Esto hacía la próxima comida con los Malfoy aún más interesante. Algunos artículos espeluznantes allanarían muy bien el camino para esta reunión. ¿Por qué no dejar que Rita Skeeter le hiciera un poco de relaciones públicas? Así tendrían una impresión en verdad atroz de ella.
Draco llegó a casa poco después de ella.
–¿Qué estuviste haciendo hoy? –preguntó Hermione. Seguía tratando de darse una idea de qué hacía él en realidad con su tiempo.
–Estuve en Croacia –dijo él; no era una respuesta que ella hubiera esperado.
–¿Y cómo está el clima en Croacia?
–Frío en realidad, uno pensaría que todavía está cálido, pero no. ¿Cómo te fue en el trabajo? –rara vez quería hablar acerca de lo que hacía. Ella sabía que hacía algunas cosas para el negocio familiar. Se preguntó si cuidaba su reputación de vividor holgazán porque no quería discutir el trabajo que obviamente hacía.
–Bien. Como siempre. Hoy fui acosada por Rita Skeeter. Quiere saber cómo te enganché.
Draco sonrió y se acercó y la besó. –Podríamos mostrarle, pero sería indecente –dijo él recorriéndole de arriba hacia abajo los costados con sus manos. Siempre se las arreglaba para distraerla. Su humor estaba mejorando de forma casi inmediata. Él sabía como tentarla, y sabía donde tocarla para que perdiera el hilo de sus ideas. Una habilidad que usaba para su beneficio.
–Va a escribir algo realmente desagradable sobre mí mañana, estoy muy segura.
–Estás exagerando.
–Estoy muy segura que no. Esa mujer me odia.

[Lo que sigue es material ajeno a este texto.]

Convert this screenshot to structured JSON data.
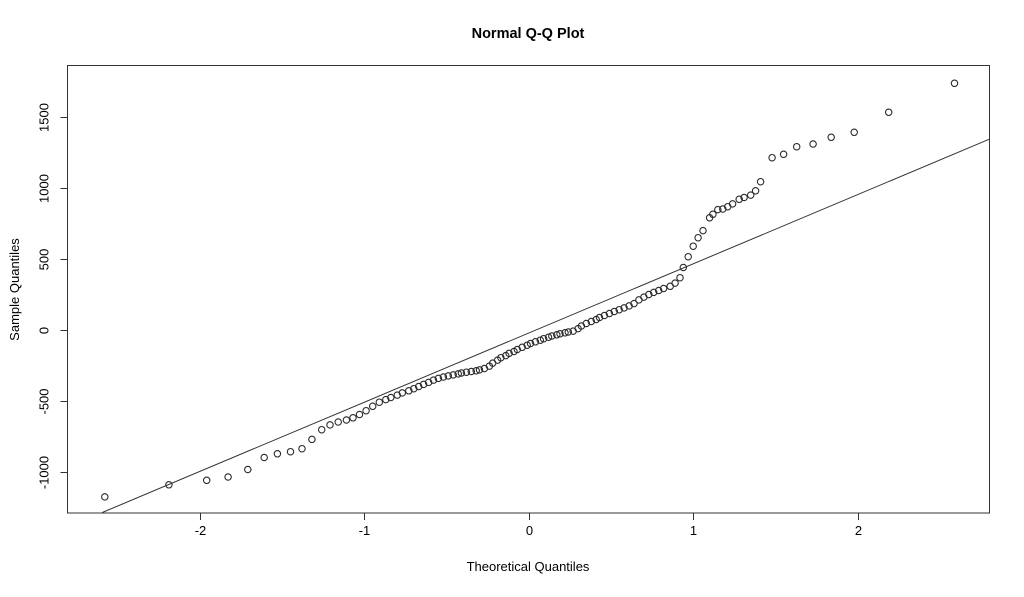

–Eso es cierto –dijo él riendo–, ahora lo recuerdo. En verdad escribió cosas horrorosas sobre ti en el pasado.
–Estoy muy segura que te hizo reír.
–¿Cómo no hacerlo? –dijo él–. ¿Qué dijo que eras? ¿Una chica ambiciosa?
–Aparentemente todavía lo soy. Aparentemente tengo un objetivo muy alto –dijo ella y le acarició el pecho con su dedo. Sus entrañas respondieron al tocarlo. No podía esperar a desvestirlo. Primero la cena, se recordó a sí misma.
–Aunque sospecho que algunos dirían que muy bajo.
–¿Y qué piensas que dirán tus padres? –preguntó ella.
–Estarán tan asombrados de que lleve una mujer a casa, estarán completamente atónitos. Tal vez incluso con temor de espantarte por si sales huyendo.
Hermione sospechó que la realidad estaba lejos de eso. Asombrados quizá de la "calidad" de chica que él había arrastrado a la casa.
–En realidad no son tan terribles como la gente piensa que son –dijo Draco–. O tan intolerantes. No te preocupes por eso.
–Solo pienso en los artículos que Rita Skeeter está por escribir, tal vez deberíamos posponerlo por un tiempo hasta que las cosas se calmen un poco.
–No puedes dejar que la gente como Skeeter dicte lo que vas a hacer –dijo Draco.
Ella no era así, era solo una buena excusa para librarse de esa comida. No estaba muy segura del porqué él quería hacer esto. –Sólo pienso que… no es necesario.
–Sólo es una comida. Comemos rápido, hablamos un poco, luego nos vamos –dijo él, la miró–, ¿tienes algún problema con que te presente a mis padres?
–Es solo que en el pasado no eran mis más grandes simpatizantes.
–Tampoco yo lo era, pero me convenciste de lo contrario. ¿Qué es lo que en verdad pasa por tu cabeza? –dijo él y la miró a los ojos.
–Es que me siento inquieta de dejar entrar a más personas –dijo ella–. Todo está muy bien así, no quiero dejar entrar a nadie que pueda arruinarlo.
–Nadie va a arruinar esto –dijo él y la besó en la frente–. Somos sólo tú y yo. Si tú estás aquí y yo estoy aquí, ¿qué podría arruinarse?